As useful as it is, the PMF concept has its weaknesses and pitfalls. Below I outline four of them and argue that in spite of these, if you are a first-time early-stage entrepreneur you should definitely not ignore it.

I think once you nail it, you are in a much much much better position to build a business around it.

1. It encourages to overbuild and overspend

The concept of PMF frequently goes hand in hand with the MVP artifact of the Lean methodology. In this combination, it encourages to focus on building something before you even start.

I call this the misunderstanding of the “P”. Instead of thinking of the P in MVP as Product, I encourage you to think of it as P from Prototype or P from Probe. A probe is the the word scientists use for their small scale experiments and refers to a truly small unit. Even P from Proof could do better than Product.

What this means is that you should not start with the set of features and functionalities. Remember the pyramid: start with the bottom. Start with the fundaments and then work your way up.

In practice, the opposite is true. The least first-time founders go out of the building early and often. The most spend quite a lot of time building before they share. I get it, the joy of building something from scratch out of the sheer power of your brain is exhilarating. But is is still not the right first step.

You can address most critical hypothesis about your nascent business without building anything!

In fact, I challenge you: how far can you go with your business idea without building anything?

2. It is insufficient to build a successful business

A focus on PMF might lead you to neglect other vital areas of your business. Worst case, you find yourself with PMF and still have no viable business.

How can this happen?

PMF is the start but by no means the end. You still need to acquire, retain and delight your customers while making some money.
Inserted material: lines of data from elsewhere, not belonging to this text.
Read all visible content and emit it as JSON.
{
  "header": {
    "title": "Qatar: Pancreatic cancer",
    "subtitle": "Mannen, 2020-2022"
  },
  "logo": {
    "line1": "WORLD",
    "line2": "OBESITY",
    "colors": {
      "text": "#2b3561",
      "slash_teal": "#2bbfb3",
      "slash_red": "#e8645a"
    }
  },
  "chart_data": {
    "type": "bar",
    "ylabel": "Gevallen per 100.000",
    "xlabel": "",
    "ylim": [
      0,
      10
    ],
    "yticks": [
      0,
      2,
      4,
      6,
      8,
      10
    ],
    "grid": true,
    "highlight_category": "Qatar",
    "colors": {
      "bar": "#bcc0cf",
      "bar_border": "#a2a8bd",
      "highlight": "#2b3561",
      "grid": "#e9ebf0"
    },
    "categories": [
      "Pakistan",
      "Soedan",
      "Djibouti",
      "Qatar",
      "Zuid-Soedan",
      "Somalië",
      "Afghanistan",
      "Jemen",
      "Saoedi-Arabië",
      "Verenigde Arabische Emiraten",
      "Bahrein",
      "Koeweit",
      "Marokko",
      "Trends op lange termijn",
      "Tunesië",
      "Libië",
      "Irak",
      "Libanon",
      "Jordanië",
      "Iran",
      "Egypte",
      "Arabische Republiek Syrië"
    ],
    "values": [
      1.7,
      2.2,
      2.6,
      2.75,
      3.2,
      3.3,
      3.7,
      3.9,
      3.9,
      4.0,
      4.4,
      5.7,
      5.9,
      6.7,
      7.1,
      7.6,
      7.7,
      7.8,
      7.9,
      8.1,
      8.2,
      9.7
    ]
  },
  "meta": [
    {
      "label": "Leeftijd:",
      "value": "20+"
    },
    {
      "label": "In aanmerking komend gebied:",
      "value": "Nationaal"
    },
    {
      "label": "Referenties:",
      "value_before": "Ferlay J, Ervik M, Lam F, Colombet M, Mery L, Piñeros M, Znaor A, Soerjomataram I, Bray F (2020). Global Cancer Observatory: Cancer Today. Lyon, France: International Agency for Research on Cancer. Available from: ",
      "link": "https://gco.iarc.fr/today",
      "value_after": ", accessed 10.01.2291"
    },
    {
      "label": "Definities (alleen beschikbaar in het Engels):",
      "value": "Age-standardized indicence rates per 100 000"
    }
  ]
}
If you fail to do one of the above, no PMF will save your business.

Do not neglect distribution at the start. While experimenting, try out different acquisition channels, and sales motions. While you have none or little business, you should focus on nailing distribution.

3. It is hard to understand and hence provides little actionable guidance

Critics argue that PMF is a fuzzy and abstract concept that provides little actionable guidance for the entrepreneurs out there.

I believe this is a weak criticism. Part 3 of this series introduces qualitative and quantitative indicators to measure it. Part 2 of this series provides a method to engine your ways to it.

I argue the opposite. It is a very actionable concept that provides useful guidance. Specially at the beginning of your entrepreneurial journey.

No need to dwell longer in this.

4. It fails to account for market evolution

Customers change their preferences and markets keep evolving. A product that once fit the market well, may stop doing so. Because PMF is static at first glance, it is unable to account for these changes in the market over time.

Keep in mind, that PMF is not a prize that you win, you take home and display on your shelf because you earned it. It holds for every moment in your business journey. You have to challenge yourself about it regularly.

If you track some of the PMF metrics (see part 3 of this series) and make an effort to stay attuned with your customers, you will spot changes in the market tides.

Can we ignore it?

If you are lucky or if you have lots of resources, you can certainly build a successful business without ever coming across or caring about the PMF concept. You can find (lots) of examples of successful companies built completely detached from it.

Nonetheless, I will argue that, if you are starting out, you have limited resources, and this is your first time, this is a useful concept that provides actionable guidance to avoid many costly mistakes.

So yes, you can ignore it. But know that you'd rather not.